Over the last 40 years, Americans’ feelings toward members of their own political group have remained relatively stable, around 70 to 75 degrees, according to the American National Election Study.
But there’s been lots of movement when it comes to feelings for those in the other party. Back in the 1970s, opponents registered at 48 degrees, just slightly below neutral. Now, they’re down to about 20 degrees.
In other words, we now hate our opponents more than we love our allies.
That degree of animosity is unmatched among eight other Western democracies — Australia, Britain, Canada, Germany, New Zealand, Norway, Sweden and Switzerland — and by some measures, “it exceeds long-standing antipathies around race and religion,” the experts write in the new report.
This isn’t just an academic concern. Knowing who you like helps predict who you’ll vote for, but knowing who you hate is an even better indicator of how you’ll vote.
This explains why President Trump was probably right when he said, “I could stand in the middle of Fifth Avenue and shoot somebody and I wouldn’t lose any voters.” Your own party’s candidate may leave much to be desired, but those shortcomings can be overlooked if you believe that “the consequences of having the vile opposition win the election are catastrophic,” the authors write.

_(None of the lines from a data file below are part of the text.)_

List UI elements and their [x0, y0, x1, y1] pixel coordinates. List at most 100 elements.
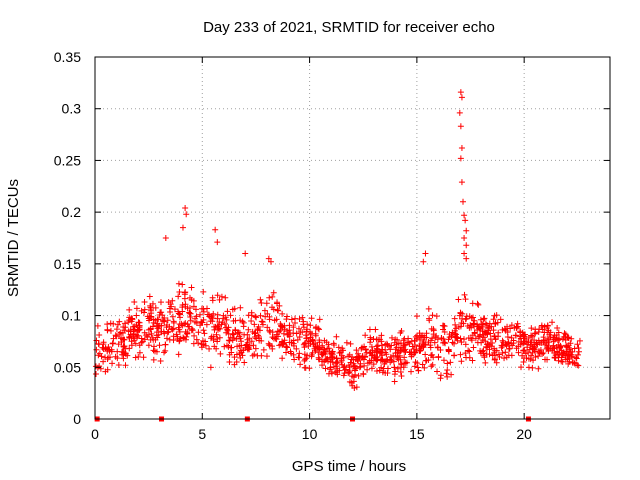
- data-point: [263, 300, 270, 307]
- data-point: [486, 324, 493, 331]
- data-point: [190, 340, 197, 347]
- data-point: [333, 333, 340, 340]
- data-point: [245, 326, 252, 333]
- data-point: [519, 352, 526, 359]
- data-point: [461, 250, 468, 257]
- data-point: [451, 352, 458, 359]
- data-point: [251, 351, 258, 358]
- data-point: [568, 335, 575, 342]
- data-point: [280, 339, 287, 346]
- data-point: [425, 339, 432, 346]
- data-point: [504, 329, 511, 336]
- data-point: [540, 338, 547, 345]
- data-point: [542, 341, 549, 348]
- data-point: [148, 313, 155, 320]
- data-point: [481, 334, 488, 341]
- data-point: [301, 340, 308, 347]
- data-point: [528, 325, 535, 332]
- data-point: [177, 314, 184, 321]
- data-point: [197, 322, 204, 329]
- x-tick-label: 15: [409, 426, 425, 442]
- data-point: [257, 312, 264, 319]
- y-tick-label: 0.3: [62, 101, 82, 117]
- data-point: [125, 328, 132, 335]
- data-point: [384, 369, 391, 376]
- data-point: [441, 339, 448, 346]
- data-point: [507, 325, 514, 332]
- data-point: [270, 306, 277, 313]
- data-point: [428, 352, 435, 359]
- data-point: [445, 348, 452, 355]
- data-point: [535, 353, 542, 360]
- data-point: [163, 335, 170, 342]
- data-point: [418, 343, 425, 350]
- data-point: [122, 349, 129, 356]
- data-point: [350, 356, 357, 363]
- data-point: [346, 369, 353, 376]
- data-point: [325, 370, 332, 377]
- data-point: [456, 312, 463, 319]
- y-tick-label: 0.25: [54, 152, 81, 168]
- data-point: [185, 323, 192, 330]
- data-point: [415, 367, 422, 374]
- data-point: [444, 360, 451, 367]
- y-tick-label: 0.1: [62, 308, 82, 324]
- data-point: [292, 315, 299, 322]
- data-point: [520, 347, 527, 354]
- data-point: [532, 348, 539, 355]
- data-point: [320, 346, 327, 353]
- data-point: [457, 155, 464, 162]
- data-point: [211, 343, 218, 350]
- data-point: [457, 309, 464, 316]
- data-point: [308, 330, 315, 337]
- data-point: [162, 235, 169, 241]
- data-point: [412, 333, 419, 340]
- data-point: [546, 339, 553, 346]
- data-point: [195, 329, 202, 336]
- data-point: [458, 339, 465, 346]
- data-point: [442, 340, 449, 347]
- data-point: [451, 315, 458, 322]
- data-point: [218, 293, 225, 300]
- data-point: [180, 334, 187, 341]
- data-point: [390, 358, 397, 365]
- data-point: [193, 336, 200, 343]
- data-point: [171, 306, 178, 313]
- data-point: [126, 334, 133, 341]
- data-point: [266, 316, 273, 323]
- data-point: [187, 317, 194, 324]
- data-point: [96, 332, 103, 339]
- data-point: [195, 340, 202, 347]
- data-point: [93, 346, 100, 353]
- data-point: [520, 340, 527, 347]
- data-point: [397, 356, 404, 363]
- data-point: [490, 316, 497, 323]
- data-point: [433, 313, 440, 320]
- data-point: [570, 359, 577, 366]
- data-point: [336, 367, 343, 374]
- data-point: [552, 352, 559, 359]
- data-point: [560, 333, 567, 340]
- data-point: [274, 328, 281, 335]
- data-point: [220, 312, 227, 319]
- data-point: [401, 342, 408, 349]
- data-point: [343, 339, 350, 346]
- data-point: [372, 326, 379, 333]
- data-point: [288, 316, 295, 323]
- data-point: [276, 302, 283, 309]
- data-point: [414, 364, 421, 371]
- data-point: [117, 335, 124, 342]
- data-point: [169, 313, 176, 320]
- data-point: [270, 289, 277, 296]
- data-point: [162, 347, 169, 354]
- data-point: [316, 339, 323, 346]
- data-point: [463, 242, 470, 249]
- data-point: [520, 332, 527, 339]
- data-point: [96, 350, 103, 357]
- data-point: [517, 335, 524, 342]
- data-point: [379, 346, 386, 353]
- data-point: [466, 348, 473, 355]
- data-point: [290, 342, 297, 349]
- data-point: [462, 350, 469, 357]
- data-point: [112, 332, 119, 339]
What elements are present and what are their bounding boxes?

In this environment, politicians have little to gain — and much to lose — by trying to find common ground with the other side.

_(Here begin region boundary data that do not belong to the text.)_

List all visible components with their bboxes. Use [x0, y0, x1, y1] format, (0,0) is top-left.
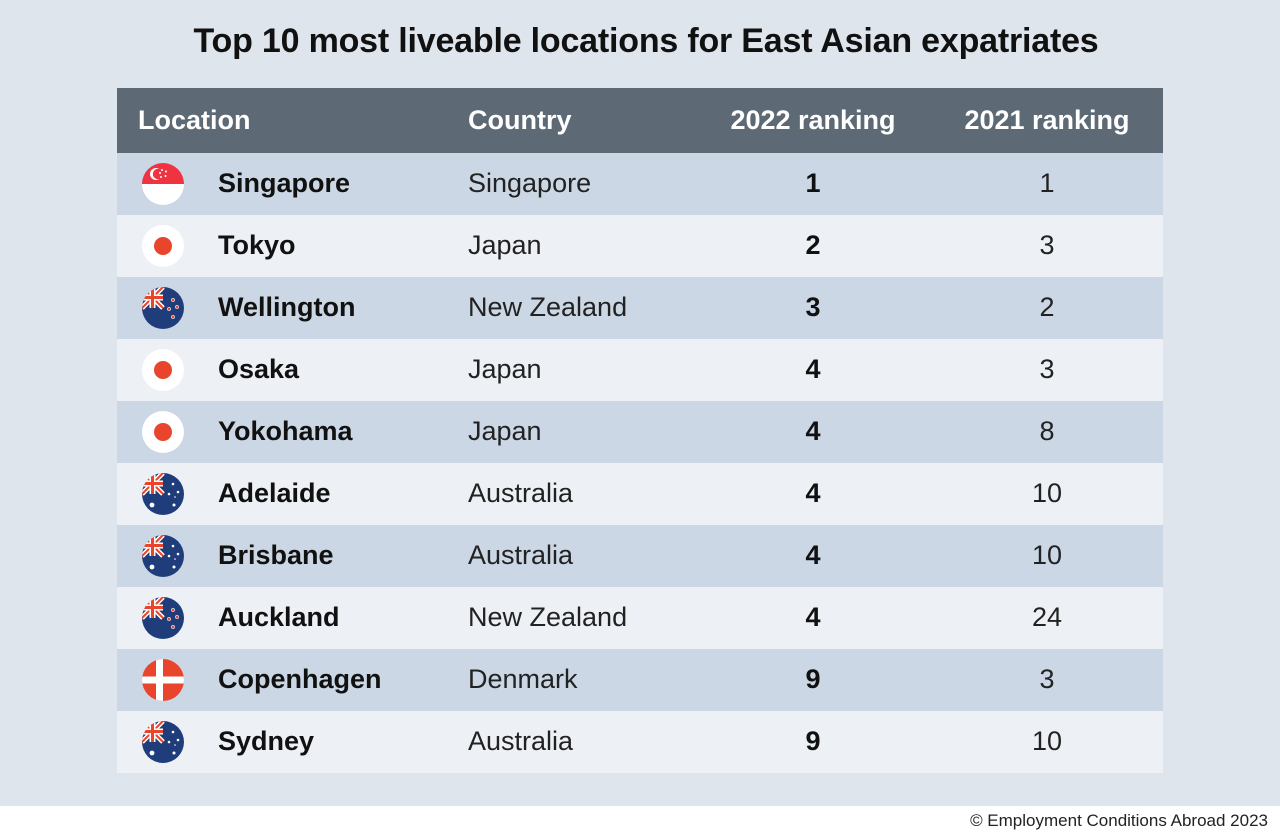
location-cell: Copenhagen: [218, 664, 382, 694]
location-cell: Adelaide: [218, 478, 331, 508]
ranking-2021-cell: 3: [1039, 354, 1055, 384]
ranking-2021-cell: 10: [1031, 478, 1063, 508]
ranking-2022-cell: 4: [805, 540, 821, 570]
location-cell: Brisbane: [218, 540, 334, 570]
table-header: Location Country 2022 ranking 2021 ranki…: [117, 88, 1163, 153]
table-row: Auckland New Zealand 4 24: [117, 587, 1163, 649]
ranking-2022-cell: 4: [805, 416, 821, 446]
table-row: Tokyo Japan 2 3: [117, 215, 1163, 277]
location-cell: Yokohama: [218, 416, 353, 446]
country-cell: Japan: [468, 230, 542, 260]
table-row: Osaka Japan 4 3: [117, 339, 1163, 401]
denmark-flag-icon: [142, 659, 184, 701]
table-row: Brisbane Australia 4 10: [117, 525, 1163, 587]
japan-flag-icon: [142, 411, 184, 453]
new-zealand-flag-icon: [142, 287, 184, 329]
header-country: Country: [468, 105, 572, 135]
country-cell: Australia: [468, 726, 574, 756]
header-location: Location: [138, 105, 251, 135]
ranking-2022-cell: 4: [805, 354, 821, 384]
ranking-2022-cell: 4: [805, 602, 821, 632]
ranking-2021-cell: 3: [1039, 664, 1055, 694]
country-cell: Japan: [468, 354, 542, 384]
table-row: Copenhagen Denmark 9 3: [117, 649, 1163, 711]
location-cell: Auckland: [218, 602, 340, 632]
table-body: Singapore Singapore 1 1 Tokyo Japan 2 3 Wellingt…: [117, 153, 1163, 773]
new-zealand-flag-icon: [142, 597, 184, 639]
japan-flag-icon: [142, 225, 184, 267]
ranking-2021-cell: 10: [1031, 540, 1063, 570]
location-cell: Wellington: [218, 292, 356, 322]
ranking-2022-cell: 4: [805, 478, 821, 508]
ranking-2021-cell: 8: [1039, 416, 1055, 446]
table-row: Singapore Singapore 1 1: [117, 153, 1163, 215]
japan-flag-icon: [142, 349, 184, 391]
ranking-2021-cell: 10: [1031, 726, 1063, 756]
country-cell: Australia: [468, 540, 574, 570]
country-cell: Australia: [468, 478, 574, 508]
table-row: Yokohama Japan 4 8: [117, 401, 1163, 463]
ranking-table: Location Country 2022 ranking 2021 ranki…: [117, 88, 1163, 773]
ranking-2022-cell: 3: [805, 292, 821, 322]
ranking-2021-cell: 3: [1039, 230, 1055, 260]
australia-flag-icon: [142, 473, 184, 515]
header-2021-ranking: 2021 ranking: [964, 105, 1130, 135]
footer: © Employment Conditions Abroad 2023: [0, 806, 1280, 836]
ranking-2022-cell: 9: [805, 664, 821, 694]
table-row: Adelaide Australia 4 10: [117, 463, 1163, 525]
country-cell: Singapore: [468, 168, 592, 198]
table-row: Wellington New Zealand 3 2: [117, 277, 1163, 339]
ranking-2022-cell: 1: [805, 168, 821, 198]
country-cell: Denmark: [468, 664, 578, 694]
country-cell: Japan: [468, 416, 542, 446]
ranking-2021-cell: 24: [1031, 602, 1063, 632]
singapore-flag-icon: [142, 163, 184, 205]
copyright-credit: © Employment Conditions Abroad 2023: [970, 811, 1268, 830]
header-2022-ranking: 2022 ranking: [730, 105, 896, 135]
ranking-2022-cell: 9: [805, 726, 821, 756]
location-cell: Osaka: [218, 354, 300, 384]
ranking-2021-cell: 1: [1039, 168, 1055, 198]
country-cell: New Zealand: [468, 292, 628, 322]
country-cell: New Zealand: [468, 602, 628, 632]
location-cell: Tokyo: [218, 230, 296, 260]
australia-flag-icon: [142, 721, 184, 763]
ranking-2021-cell: 2: [1039, 292, 1055, 322]
location-cell: Singapore: [218, 168, 351, 198]
location-cell: Sydney: [218, 726, 315, 756]
australia-flag-icon: [142, 535, 184, 577]
page-title: Top 10 most liveable locations for East …: [193, 22, 1099, 60]
table-row: Sydney Australia 9 10: [117, 711, 1163, 773]
ranking-2022-cell: 2: [805, 230, 821, 260]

“Issues that are not inherently partisan become politicized,” the authors write. A case in point: the decision about whether to wear a mask to prevent the spread of COVID-19.
If nearly all Americans would wear face masks when they leave their homes, they could save over 100,000 lives by the end of February, a study says.
Masks have come to be associated with Democrats, making Republicans less inclined to wear them. “The result has been lethal and expensive for Americans across the political spectrum,” according to the report.
Efforts to address climate change and reduce the ballooning federal debt are other casualties of this politicize-everything mentality, the experts write: “Political sectarianism cripples a nation’s ability to confront challenges.”
But there is reason for hope, they add. Partisans on both sides are “fed up” with our poisonous politics, and many would surely welcome measures that aim to make civic life more civil.
For starters, it would help to correct the misperceptions people have about those on the other side. The more we get to know each other as individuals, rather than as members of a hated group, the easier it will be to find common ground.
That extends to elected officials. The report’s authors suggest changing campaign finance laws to limit the influence of deep-pocketed “ideological extremists.” In addition, getting rid of partisan gerrymandering would deprive extremists of safe seats in Congress, they say.
They’ve also got ideas for tweaking social media, but it’s not as simple as you might think. Eliminating echo chambers could backfire if seeing the other side’s messages gets one’s partisan juices flowing. Instead, they recommend interventions that prompt people to “deliberate about the accuracy of claims on social media,” because that would make them less likely to pass along information that’s either false or hyperpartisan (or both).
“Political sectarianism is neither inevitable nor irreversible,” they write, though reversing it won’t be easy.
“Any serious effort will require multifaceted efforts to change leadership, media, and democratic systems in ways that are sensitive to human psychology,” they write. “There are no silver bullets.”